California Destroys $1 Trillion Gig Economy With New Law

California isn’t shy when it comes to making the daily headlines. Often heralded as a progressive utopia, the Golden State recently signed into law Assembly Bill 5 (AB5), which will change the landscape of the gig worker economy. Stemming from the groundbreaking court decision established in Dynamex West Inc. v. Superior Court of Los Angeles, the California Supreme Court found Dynamex’s workers were misclassified as independent contractors rather than employees.

In a unique twist, the court shifted the burden to the nationwide courier and delivery service to prove their drivers were not employees by using the “ABC test.” Under this new test, an individual is presumed to be an employee, unless the employer can prove all of the following:

(A) the worker is free from the company’s control (B) the worker performs work that isn’t central to the company’s business and (C) the worker has an independent business, trade or occupation in that industry.

This three-part standard will be the deciding factor for AB5 on whether workers are properly classified as independent contractors or need to be reclassified as employees. Many employers view this new law as a nightmare and gig workers feel it’s an attack against their freedom and independence.

According to the Freelancing in America survey, there is a reported 57 million American freelancers contributing an excess of $1 trillion dollars to the economy each year. Recent data shows more than 75% of freelancers are working independently by choice. Due to the accessibility of apps and sites like Upwork, Instacart and Uber, to name a few, people can work on terms they prefer and accept opportunities that feel right for them.

If freelancers are reclassified as employees, they’ll have to trade in their freedom for structure, potentially losing their ability to set their own hours. Of course, that’s only if the company chooses to continue the relationship and convert them into an employee. Lorena Gonzalez, author of Assembly Bill 5, insists the goal of this law is “to create new good jobs and a livable, sustainable wage job.” Supporters emphasize the benefits and protections gig workers will receive such as health care subsidies and a guaranteed $12 state minimum hourly wage, but fail to address the consequences of the new law.

Upwork’s survey revealed 51% of freelancers said no amount of money would entice them to return back to or take a traditional job. This is a result of them earning more than 70% of workers throughout the United States with a median hourly rate of $28 per hour, more than half of the state minimum wage. As the labor market strengthens, the next generation of workers are more empowered by the flexibility, pay and opportunities freelancing brings over the benefits of a corporate job.

In fact, the workers of Uber, DoorDash and Lyft are fighting back. Together, they formed a group on behalf of its workers, called Protect App-Based Drivers and Services vowing to overturn portions of AB5 that’s expected to pass in January 2020. Unfortunately, this group doesn’t carve out an exemption for freelance writers.

Gonzalez defends the bill saying journalists, photographers and writers can submit up to 35 public works to publishers per year before being classified as an employee. However, “public works” isn’t clearly defined. It remains unclear if that applies to the subsidiary or the parent company and all of their subsidiaries.

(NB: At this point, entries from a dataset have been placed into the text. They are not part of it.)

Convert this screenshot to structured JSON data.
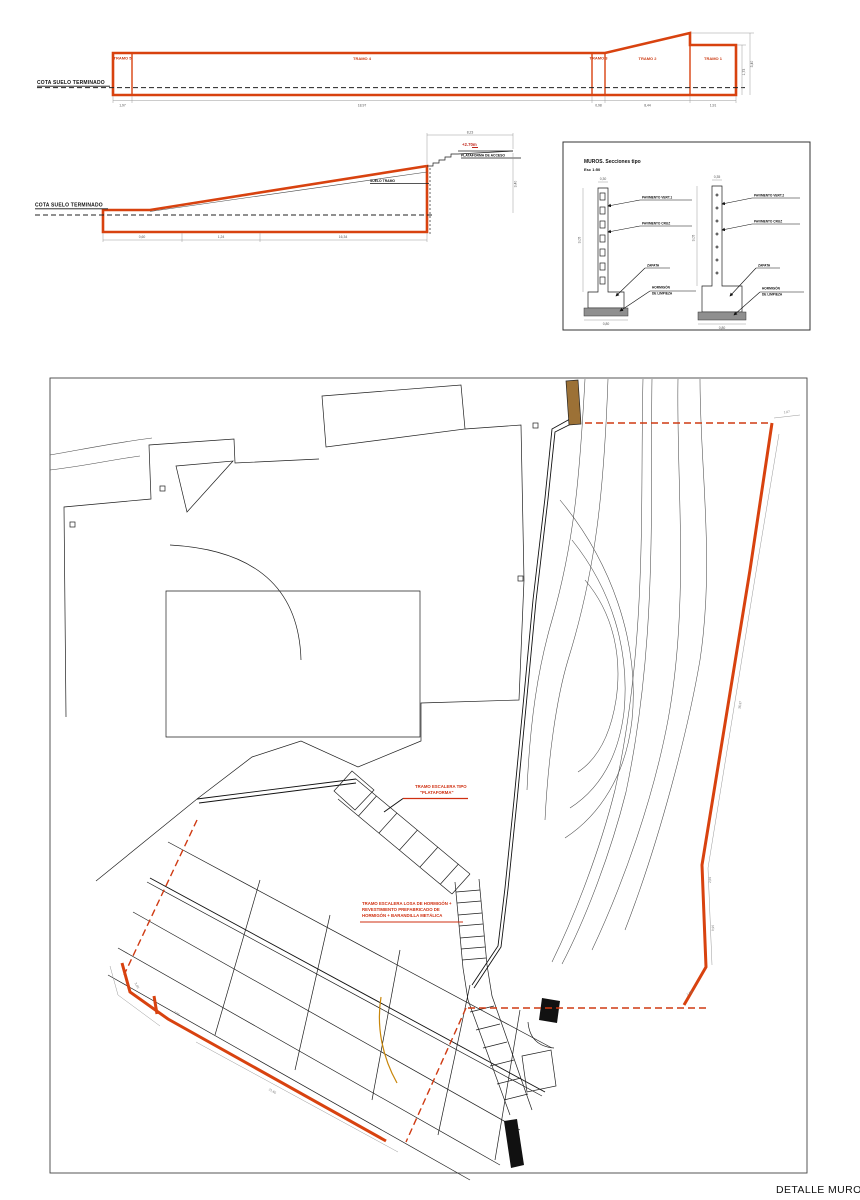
{
  "colors": {
    "wall_red": "#d8420f",
    "dashed_red": "#cf3a12",
    "note_red": "#cf2f10",
    "line_black": "#1f1f1f",
    "dim_gray": "#999999",
    "earth_brown": "#9c7136",
    "ochre_curve": "#c8860a"
  },
  "elevation_long": {
    "cota_label": "COTA SUELO TERMINADO",
    "tramos": [
      "TRAMO 5",
      "TRAMO 4",
      "TRAMO 3",
      "TRAMO 2",
      "TRAMO 1"
    ],
    "dims_bottom": [
      "1,97",
      "18,97",
      "0,98",
      "8,44",
      "1,91"
    ],
    "dim_right_inner": "1,73",
    "dim_right_outer": "3,40"
  },
  "elevation_ramp": {
    "cota_label": "COTA SUELO TERMINADO",
    "level_label": "+2.70m",
    "platform_label": "PLATAFORMA DE ACCESO",
    "slope_label": "SUELO TRAMO",
    "dim_top": "8,23",
    "dim_right": "3,40",
    "dims_bottom": [
      "0,60",
      "1,24",
      "16,34"
    ]
  },
  "sections": {
    "title": "MUROS. Secciones tipo",
    "scale": "Esc 1:50",
    "left": {
      "dim_top": "0,30",
      "dim_height": "3,05",
      "dim_bottom": "0,80",
      "callout_1": "PAVIMENTO VERT.1",
      "callout_2": "PAVIMENTO CRUZ",
      "callout_3": "ZAPATA",
      "callout_4a": "HORMIGÓN",
      "callout_4b": "DE LIMPIEZA"
    },
    "right": {
      "dim_top": "0,35",
      "dim_height": "3,05",
      "dim_bottom": "0,80",
      "callout_1": "PAVIMENTO VERT.2",
      "callout_2": "PAVIMENTO CRUZ",
      "callout_3": "ZAPATA",
      "callout_4a": "HORMIGÓN",
      "callout_4b": "DE LIMPIEZA"
    }
  },
  "plan": {
    "note_platform_line1": "TRAMO ESCALERA TIPO",
    "note_platform_line2": "\"PLATAFORMA\"",
    "note_stair_line1": "TRAMO ESCALERA LOSA DE HORMIGÓN +",
    "note_stair_line2": "REVESTIMIENTO PREFABRICADO DE",
    "note_stair_line3": "HORMIGÓN + BARANDILLA METÁLICA",
    "dim_top_right": "1,07",
    "dim_wall_upper": "36,97",
    "dim_wall_mid": "2,69",
    "dim_wall_lower": "9,95",
    "dim_wall_end": "1,03",
    "dim_left_1": "3,05",
    "dim_left_2": "2,09",
    "dim_left_3": "21,65"
  },
  "footer": {
    "title": "DETALLE MUROS"
  }
}
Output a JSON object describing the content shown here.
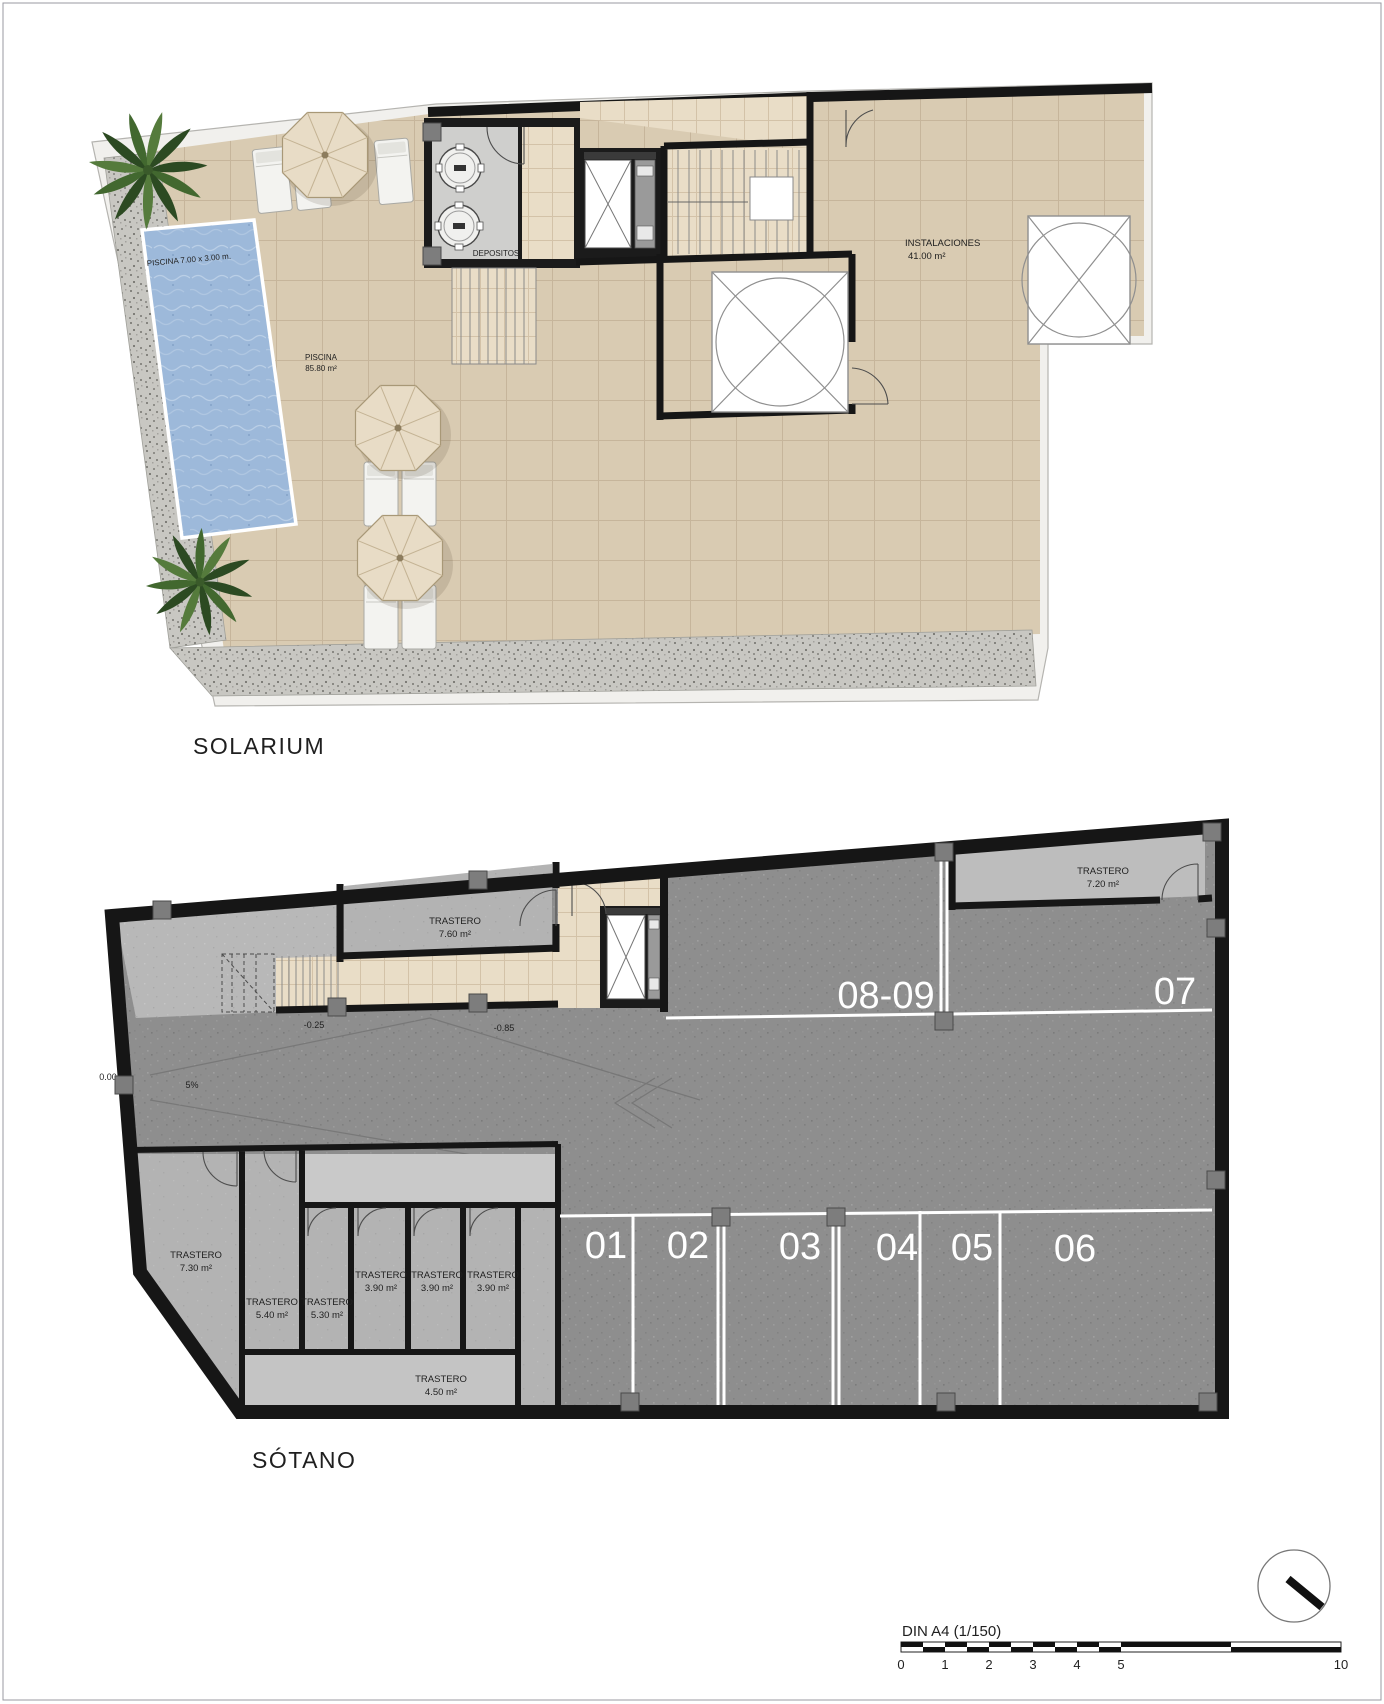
{
  "solarium": {
    "title": "SOLARIUM",
    "pool_dim": "PISCINA 7.00 x 3.00 m.",
    "pool_name": "PISCINA",
    "pool_area": "85.80 m²",
    "depositos": "DEPOSITOS",
    "instalaciones_name": "INSTALACIONES",
    "instalaciones_area": "41.00 m²"
  },
  "sotano": {
    "title": "SÓTANO",
    "levels": {
      "street": "0.00",
      "slope": "5%",
      "mid": "-0.25",
      "low": "-0.85"
    },
    "storerooms": {
      "t760_name": "TRASTERO",
      "t760_area": "7.60 m²",
      "t720_name": "TRASTERO",
      "t720_area": "7.20 m²",
      "t730_name": "TRASTERO",
      "t730_area": "7.30 m²",
      "t540_name": "TRASTERO",
      "t540_area": "5.40 m²",
      "t530_name": "TRASTERO",
      "t530_area": "5.30 m²",
      "t390a_name": "TRASTERO",
      "t390a_area": "3.90 m²",
      "t390b_name": "TRASTERO",
      "t390b_area": "3.90 m²",
      "t390c_name": "TRASTERO",
      "t390c_area": "3.90 m²",
      "t450_name": "TRASTERO",
      "t450_area": "4.50 m²"
    },
    "parking_top": [
      "08-09",
      "07"
    ],
    "parking_bottom": [
      "01",
      "02",
      "03",
      "04",
      "05",
      "06"
    ]
  },
  "footer": {
    "scale_label": "DIN A4 (1/150)",
    "ticks": [
      "0",
      "1",
      "2",
      "3",
      "4",
      "5",
      "10"
    ]
  },
  "palette": {
    "wall": "#161616",
    "terrace_tile": "#d9cbb2",
    "pool_water": "#9db9da",
    "asphalt": "#8e8e8e",
    "concrete": "#b8b8b8",
    "room_gray": "#b3b3b3",
    "gravel": "#c8c7c2",
    "parking_marking": "#ffffff"
  }
}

The Hollywood Reporter stated many publications are going to avoid working with California freelancers to avoid potential lawsuits. They’ve admitted to already seeing SEO, transcription and writing job notices explicitly state California freelancers won’t be considered.

Gonzalez fails to understand that some freelancers write around 35 submissions in one month alone. Randy Dotinga, former president of the American Society of Journalists and Authors, protests the law saying, “a lot of freelancers don’t want to be employees” because in many cases freelancing is “more stable and lucrative than staff jobs.”

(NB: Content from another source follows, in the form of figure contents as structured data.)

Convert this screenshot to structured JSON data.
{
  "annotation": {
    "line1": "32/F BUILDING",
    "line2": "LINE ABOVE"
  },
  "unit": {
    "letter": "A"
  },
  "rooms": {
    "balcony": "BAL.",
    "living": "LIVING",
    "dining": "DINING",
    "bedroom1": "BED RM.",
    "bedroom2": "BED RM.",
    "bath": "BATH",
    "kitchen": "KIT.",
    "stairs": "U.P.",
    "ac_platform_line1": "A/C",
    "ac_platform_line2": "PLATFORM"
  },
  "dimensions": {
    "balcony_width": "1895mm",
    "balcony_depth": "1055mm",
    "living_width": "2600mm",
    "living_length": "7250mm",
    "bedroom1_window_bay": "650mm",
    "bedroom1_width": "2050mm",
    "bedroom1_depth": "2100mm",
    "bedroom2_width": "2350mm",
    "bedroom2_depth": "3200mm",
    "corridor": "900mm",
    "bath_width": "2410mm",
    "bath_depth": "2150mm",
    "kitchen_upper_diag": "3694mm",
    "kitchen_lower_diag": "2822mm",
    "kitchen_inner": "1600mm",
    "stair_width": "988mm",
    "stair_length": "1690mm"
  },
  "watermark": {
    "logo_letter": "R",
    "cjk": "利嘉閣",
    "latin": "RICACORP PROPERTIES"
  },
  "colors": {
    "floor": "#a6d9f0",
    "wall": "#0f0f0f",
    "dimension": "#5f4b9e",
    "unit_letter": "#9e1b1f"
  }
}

With recent lawsuits involving FedEx and Uber misclassifying their independent contractors, it’s undeniable workers of the gig economy need more rights, benefits and protection. Instead of passing yet another law, California needs to focus on enforcing the one it already has in effect.

In January 2012, California passed Senate Bill 459 (SB459) making it unlawful for companies to wrongfully classify workers. Those found guilty risk being fined anywhere from $5,000 to $15,000 per violation and $25,000 for repeated offenses. SB459 also empowers the Labor Commissioner to assess civil and liquidated damages against violators. Yet, the law hasn’t been used to challenge worker misclassification at any of the gig platform companies such as Uber or Lyft.

Gonzalez’ intentions might be good, but the stark reality is hundreds of thousands of independent contractors in California will become employees under the bill. Everyone from manicurists, dancers, journalists, writers, bartenders and delivery drivers will be impacted. Business Insider estimated around 7,200 workers have lost their media jobs this year alone. As media faces major challenges in business, this number will only continue to climb as publications lack the means to bring on more employees.

The vague language of the law creates more concern about its potential impact. As of now, all that’s known is, a diverse range of professions will be affected while others will be exempt. Consequently, at least one million workers will be impacted creating more distance in the employer-employee relationship as it regresses back to traditional standards. Former freelancers who once had the taste of freedom will suffer the most.